Things are in a bad way for British Conservatives, apparently. Here’s what Jake Wallis Simons, blogging for the Daily Telegraph writes about their plight after a series of failures, U-turns and broken promises partly provoked by opposition from their Liberal Democrat coalition partners:



The overriding impression seems to be that this is a government which announces something, or promises something, or tries to implement something, or says it believes in something, safe in the knowledge that these are mere words. It is as if they are still in the mentality of opposition, three years on. Meanwhile, voters are being pushed into deep cynicism, an attitude of “I’ll believe it when I see it.” There are few things that will be more damaging than this in an election. Campaigns are built on the ability to put across a credible vision, and a plan for change which the electorate can believe in; the Conservatives are handing Labour free attack lines on a weekly basis, all of which will be saved under Favourites with a gimlet eye on the ballot box. With the government falling over itself to bamboozle its own policies and pledges, the Tories will stand no chance in 2015.


It is apparently only coincidental that he wrote on the same day as President Obama’s State of the Union address, but there was a heck of a reminder that “mere words” detached from political and economic reality may be good enough to get you re-elected in this age of post-modern politics.


The President shamelessly proposed a laundry-list of measures that he cannot but have known stood no chance whatsoever of passage through the Republican House of Representatives — or even, in many cases, the Democratically-controlled Senate — and then he cheekily added that “nothing I’m proposing tonight should increase our deficit by a single dime.” Well, if you can believe that measures like raising the minimum wage by nearly 25 per cent in a time of high unemployment, providing pre-school education to everybody, bringing in more green energy boondoggles and passing the cap and trade legislation he couldn’t pass when he had congressional majorities — if you can believe that all these constitute a feasible political program, then presumably you can also believe that none of it will add to the deficit.

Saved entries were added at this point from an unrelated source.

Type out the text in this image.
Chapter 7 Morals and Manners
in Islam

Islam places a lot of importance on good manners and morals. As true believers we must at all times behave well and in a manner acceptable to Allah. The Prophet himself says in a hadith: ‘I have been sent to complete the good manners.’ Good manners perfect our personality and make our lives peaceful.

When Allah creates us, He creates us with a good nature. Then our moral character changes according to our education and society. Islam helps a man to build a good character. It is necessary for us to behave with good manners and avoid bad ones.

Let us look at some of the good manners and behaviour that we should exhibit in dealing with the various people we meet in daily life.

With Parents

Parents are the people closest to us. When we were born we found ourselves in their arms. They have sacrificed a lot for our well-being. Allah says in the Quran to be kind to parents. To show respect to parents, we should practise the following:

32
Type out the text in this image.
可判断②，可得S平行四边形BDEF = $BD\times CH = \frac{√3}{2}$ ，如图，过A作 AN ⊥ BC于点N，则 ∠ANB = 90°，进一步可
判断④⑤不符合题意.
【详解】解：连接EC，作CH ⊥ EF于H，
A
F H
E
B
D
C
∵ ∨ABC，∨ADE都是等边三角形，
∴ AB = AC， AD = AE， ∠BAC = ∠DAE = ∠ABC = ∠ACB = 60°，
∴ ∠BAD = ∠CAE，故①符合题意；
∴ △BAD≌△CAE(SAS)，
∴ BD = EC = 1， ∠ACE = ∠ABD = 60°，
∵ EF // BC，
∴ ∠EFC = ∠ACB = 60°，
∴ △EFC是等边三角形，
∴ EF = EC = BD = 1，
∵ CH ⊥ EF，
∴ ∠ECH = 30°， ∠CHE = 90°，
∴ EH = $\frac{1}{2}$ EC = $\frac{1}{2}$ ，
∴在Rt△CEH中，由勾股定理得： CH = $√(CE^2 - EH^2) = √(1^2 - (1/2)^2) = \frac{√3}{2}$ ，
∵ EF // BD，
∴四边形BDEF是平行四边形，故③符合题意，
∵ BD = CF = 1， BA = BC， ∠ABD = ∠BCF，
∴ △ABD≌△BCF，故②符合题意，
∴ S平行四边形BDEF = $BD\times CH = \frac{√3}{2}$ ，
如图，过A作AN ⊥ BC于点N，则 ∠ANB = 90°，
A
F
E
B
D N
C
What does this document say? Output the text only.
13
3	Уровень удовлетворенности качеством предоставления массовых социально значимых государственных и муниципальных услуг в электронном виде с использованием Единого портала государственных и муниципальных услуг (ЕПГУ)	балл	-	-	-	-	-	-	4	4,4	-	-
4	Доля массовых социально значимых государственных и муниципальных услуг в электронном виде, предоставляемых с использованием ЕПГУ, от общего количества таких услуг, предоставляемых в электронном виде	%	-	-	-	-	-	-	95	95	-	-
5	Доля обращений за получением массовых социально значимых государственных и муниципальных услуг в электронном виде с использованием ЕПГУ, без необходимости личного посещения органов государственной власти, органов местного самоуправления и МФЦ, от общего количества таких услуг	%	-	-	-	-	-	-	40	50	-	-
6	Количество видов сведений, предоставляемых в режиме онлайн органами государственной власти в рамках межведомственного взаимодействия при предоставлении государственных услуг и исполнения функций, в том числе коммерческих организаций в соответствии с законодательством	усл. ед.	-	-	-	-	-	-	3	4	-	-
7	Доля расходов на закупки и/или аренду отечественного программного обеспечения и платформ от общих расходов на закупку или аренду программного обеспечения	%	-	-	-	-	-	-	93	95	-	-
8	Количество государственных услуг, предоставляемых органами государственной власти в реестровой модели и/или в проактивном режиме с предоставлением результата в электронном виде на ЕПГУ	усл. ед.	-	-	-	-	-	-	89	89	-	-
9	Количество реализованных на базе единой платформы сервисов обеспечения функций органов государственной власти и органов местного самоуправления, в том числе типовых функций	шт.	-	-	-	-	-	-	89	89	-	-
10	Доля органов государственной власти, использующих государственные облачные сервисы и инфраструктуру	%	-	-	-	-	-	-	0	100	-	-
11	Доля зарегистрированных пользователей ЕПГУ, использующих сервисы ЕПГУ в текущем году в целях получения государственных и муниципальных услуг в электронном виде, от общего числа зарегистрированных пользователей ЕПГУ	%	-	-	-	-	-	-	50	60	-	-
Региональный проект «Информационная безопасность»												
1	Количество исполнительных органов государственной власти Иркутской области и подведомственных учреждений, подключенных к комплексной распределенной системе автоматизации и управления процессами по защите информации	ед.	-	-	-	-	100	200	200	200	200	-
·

Yet it’s not that people have learned, like the White Queen in Alice in Wonderland, to believe six impossible things before breakfast; it’s that they have been liberated by the media’s Wonderland-worthy coverage of this President from feeling that they need to believe anything at all anymore. Believing stuff is so old-politics. The new kind of politics is no longer rational but aspirational, a matter of rhetorical posturing rather than actually doing anything. The only thing the President really intends to do — and this he will do for as long as possible — to save the country and himself from having to face fiscal reality — to which, having been taught by the likes of Paul Krugman, he gives the derisory name of “austerity.” As Richard Stevenson of The New York Times put it, he “will be judged in part on his success in changing the austerity narrative.” In other words, his job as President is now seen not as passing or enforcing laws but changing “narratives.” At that, unlike the legal business, he’s actually pretty good, though of course he has the whole-hearted assistance of the media.


As it happens, if the Tories really “stand no chance in 2015” — which is when the next general election is due to be held — it is much less likely to be on account of a deserved reputation for political failure than an undeserved reputation for political success in imposing their own “austerity” measures on the British economy — measures which the opposition can persuasively argue are not “working” in the Paul Krugman sense. In fact, the coalition’s fiscal policies only look austere in comparison with those of their profligate predecessors in Gordon Brown’s Labour government. That Labour is now twelve points ahead of the Tories in the polls suggests that they have been as successful as the Democrats in this country at “changing the austerity narrative” — and they have probably had as much help from the media too.